Almost no ordinary citizen in sealed-off North Korea has access to the Internet. The offspring of the elite, however, have limited access to the Internet at their universities. Apparently, several students have begun to set up a flourishing porn trade that has been bust. To deter people, the arrested students have now been punished.
13 students at elite universities in North Korea have been arrested and sentenced to public humiliation of their families and correctional camps for illegally trading pornographic content. Compared to other draconian measures, the students can still consider themselves lucky, as the punishments have been relatively mild.
After all, Kim Jong Un is known for having even relatives executed for minor offenses. For example, he had his own girlfriend shot in 2013, because she is supposed to have produced and distributed porn videos.
However, due to the status of the students, who were all children of high-ranking members of the government, the porn dealers got off with a slap on the wrist. Although from a Western point of view, the punishments are disproportionately cruel. Parents are also to be »reprimanded«. Whatever exactly this means is not fully known.
Normally, the distribution of pornographic content is punishable by imprisonment in a labor camp for 2-5 years. The students will probably be spared from this. Nevertheless, the convictions are intended to have a deterrent effect on the population.
Although the Internet is blocked quite effectively in North Korea and the few wealthy people in the country only have access to the country’s own intranet, which is full of propaganda, there is also a flourishing black market in the communist state.
According to media reports, USB sticks and CDs are sold and distributed at high prices and at high risk. Especially at the universities, some of which have access to the regular Internet, content is finding its way into the country that the government is determined to keep absolutely hidden.
Apart from pornography, this includes, of course, writings, news and films critical of the regime.
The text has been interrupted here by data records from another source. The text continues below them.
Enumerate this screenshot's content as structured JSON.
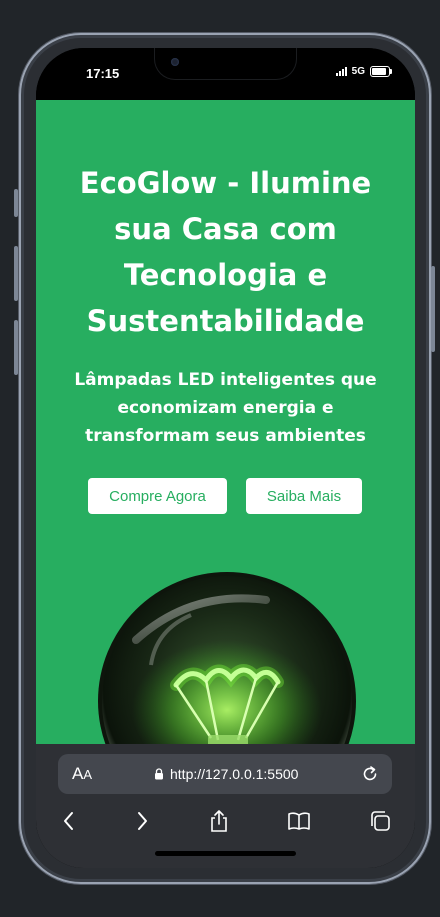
{
  "status_bar": {
    "time": "17:15",
    "network": "5G",
    "battery_level": 0.85
  },
  "hero": {
    "title": "EcoGlow - Ilumine sua Casa com Tecnologia e Sustentabilidade",
    "subtitle": "Lâmpadas LED inteligentes que economizam energia e transformam seus ambientes",
    "primary_button": "Compre Agora",
    "secondary_button": "Saiba Mais",
    "image_icon": "light-bulb-image"
  },
  "browser": {
    "text_size_label": "A",
    "text_size_label_small": "A",
    "url": "http://127.0.0.1:5500",
    "icons": [
      "lock-icon",
      "reload-icon",
      "back-icon",
      "forward-icon",
      "share-icon",
      "bookmarks-icon",
      "tabs-icon"
    ]
  },
  "colors": {
    "brand_green": "#27ae60",
    "button_text": "#27ae60",
    "browser_bar": "#2e3035"
  }
}
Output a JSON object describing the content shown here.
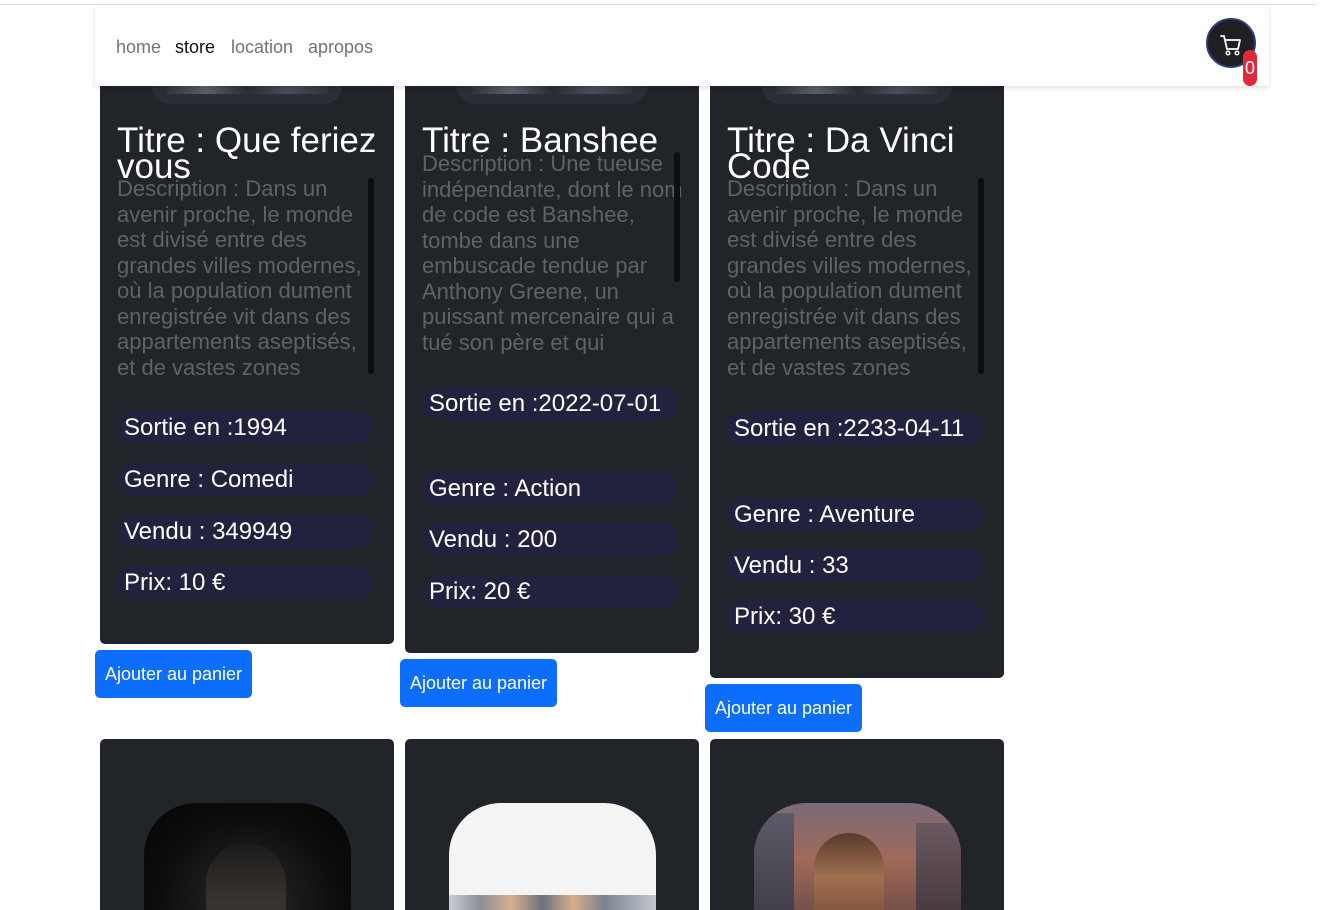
{
  "nav": {
    "links": [
      "home",
      "store",
      "location",
      "apropos"
    ],
    "active": "store",
    "cart_count": "0"
  },
  "movies": [
    {
      "title": "Titre : Que feriez vous",
      "description": "Description : Dans un avenir proche, le monde est divisé entre des grandes villes modernes, où la population dument enregistrée vit dans des appartements aseptisés, et de vastes zones",
      "release": "Sortie en :1994",
      "genre": "Genre : Comedi",
      "sold": "Vendu : 349949",
      "price": "Prix: 10 €",
      "button": "Ajouter au panier"
    },
    {
      "title": "Titre : Banshee",
      "description": "Description : Une tueuse indépendante, dont le nom de code est Banshee, tombe dans une embuscade tendue par Anthony Greene, un puissant mercenaire qui a tué son père et qui cherche",
      "release": "Sortie en :2022-07-01",
      "genre": "Genre : Action",
      "sold": "Vendu : 200",
      "price": "Prix: 20 €",
      "button": "Ajouter au panier"
    },
    {
      "title": "Titre : Da Vinci Code",
      "description": "Description : Dans un avenir proche, le monde est divisé entre des grandes villes modernes, où la population dument enregistrée vit dans des appartements aseptisés, et de vastes zones",
      "release": "Sortie en :2233-04-11",
      "genre": "Genre : Aventure",
      "sold": "Vendu : 33",
      "price": "Prix: 30 €",
      "button": "Ajouter au panier"
    }
  ],
  "colors": {
    "card_bg": "#212428",
    "pill_bg": "#22223f",
    "button_bg": "#0d6efd",
    "badge_bg": "#e02a3c"
  }
}
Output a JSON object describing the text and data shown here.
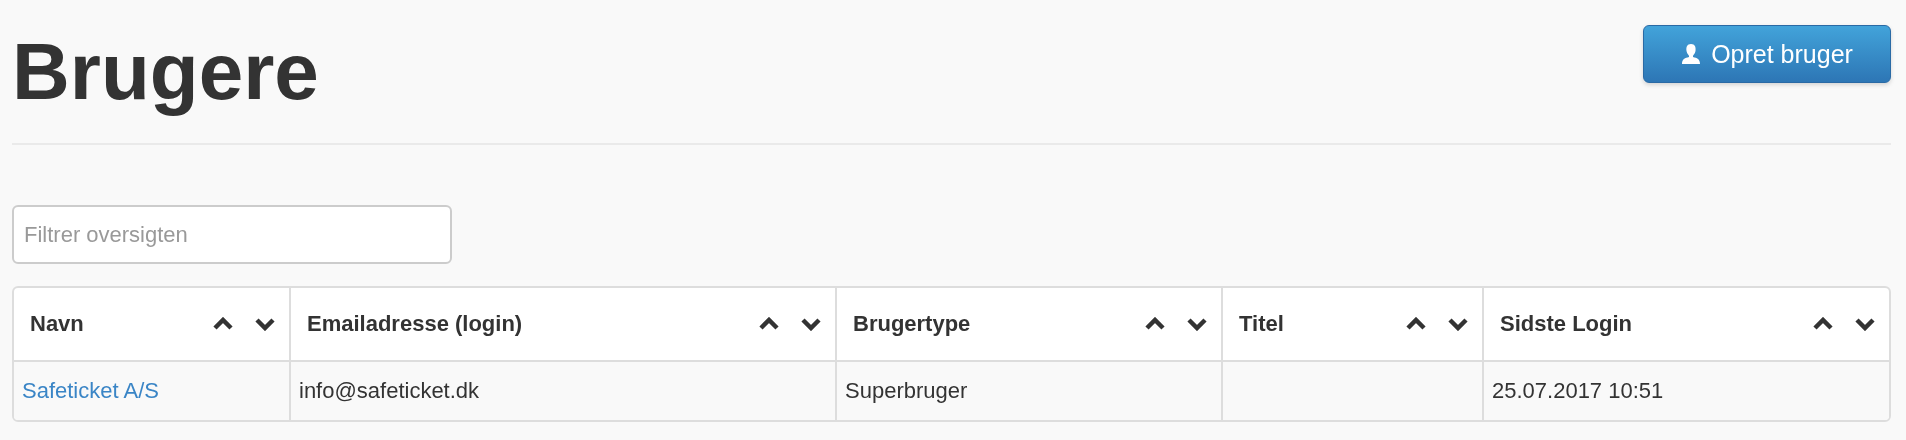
{
  "page_title": "Brugere",
  "create_button": {
    "label": "Opret bruger"
  },
  "filter": {
    "placeholder": "Filtrer oversigten"
  },
  "table": {
    "columns": [
      {
        "label": "Navn"
      },
      {
        "label": "Emailadresse (login)"
      },
      {
        "label": "Brugertype"
      },
      {
        "label": "Titel"
      },
      {
        "label": "Sidste Login"
      }
    ],
    "rows": [
      {
        "cells": [
          {
            "kind": "link",
            "text": "Safeticket A/S"
          },
          {
            "kind": "text",
            "text": "info@safeticket.dk"
          },
          {
            "kind": "text",
            "text": "Superbruger"
          },
          {
            "kind": "empty"
          },
          {
            "kind": "text",
            "text": "25.07.2017 10:51"
          }
        ]
      }
    ]
  }
}
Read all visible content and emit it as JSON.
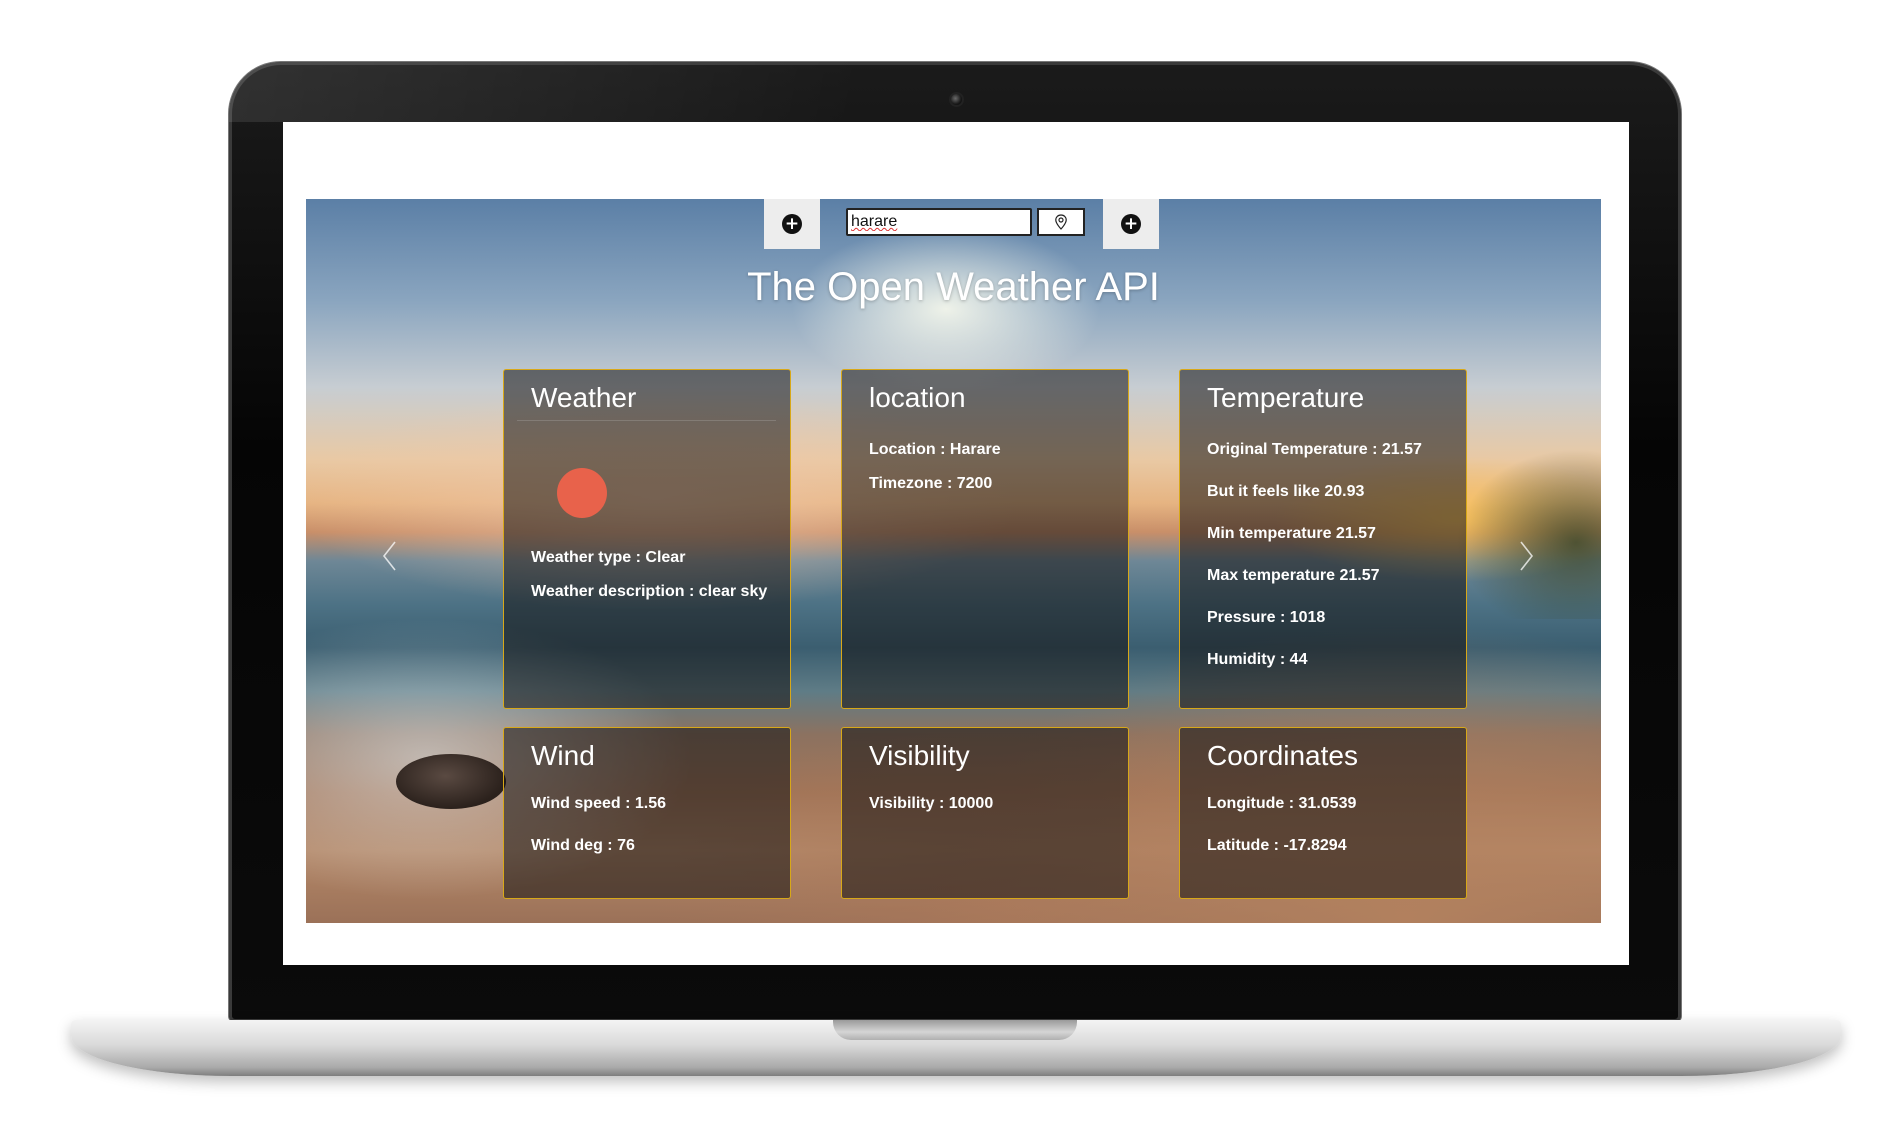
{
  "app": {
    "title": "The Open Weather API",
    "search": {
      "value": "harare"
    },
    "buttons": {
      "add_left": "+",
      "add_right": "+"
    },
    "icons": {
      "add": "plus-circle-icon",
      "locate": "map-pin-icon",
      "prev": "chevron-left-icon",
      "next": "chevron-right-icon",
      "weather": "sun-icon"
    },
    "colors": {
      "card_border": "#d8a818",
      "sun": "#e8624b"
    }
  },
  "cards": {
    "weather": {
      "title": "Weather",
      "type": "Weather type : Clear",
      "description": "Weather description : clear sky"
    },
    "location": {
      "title": "location",
      "location": "Location : Harare",
      "timezone": "Timezone : 7200"
    },
    "temperature": {
      "title": "Temperature",
      "original": "Original Temperature : 21.57",
      "feels_like": "But it feels like 20.93",
      "min": "Min temperature 21.57",
      "max": "Max temperature 21.57",
      "pressure": "Pressure : 1018",
      "humidity": "Humidity : 44"
    },
    "wind": {
      "title": "Wind",
      "speed": "Wind speed : 1.56",
      "deg": "Wind deg : 76"
    },
    "visibility": {
      "title": "Visibility",
      "value": "Visibility : 10000"
    },
    "coordinates": {
      "title": "Coordinates",
      "longitude": "Longitude : 31.0539",
      "latitude": "Latitude : -17.8294"
    }
  }
}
Sometimes prices of up to 100 dollars are paid for banned CDs and USB sticks. In the poverty-stricken country, this is an immense incentive to take a high risk.
According to North Korean sources, the crackdown on elite students is intended to »eradicate the decadent bourgeois way of life among the country’s youth so that the socialist system is not handed over to the enemies of the revolution«.
This does not sound very different from the old familiar anti-capitalist bulwark, a form of oppression of the country’s own people, a system which is certain and hopefully doomed to failure in the long run.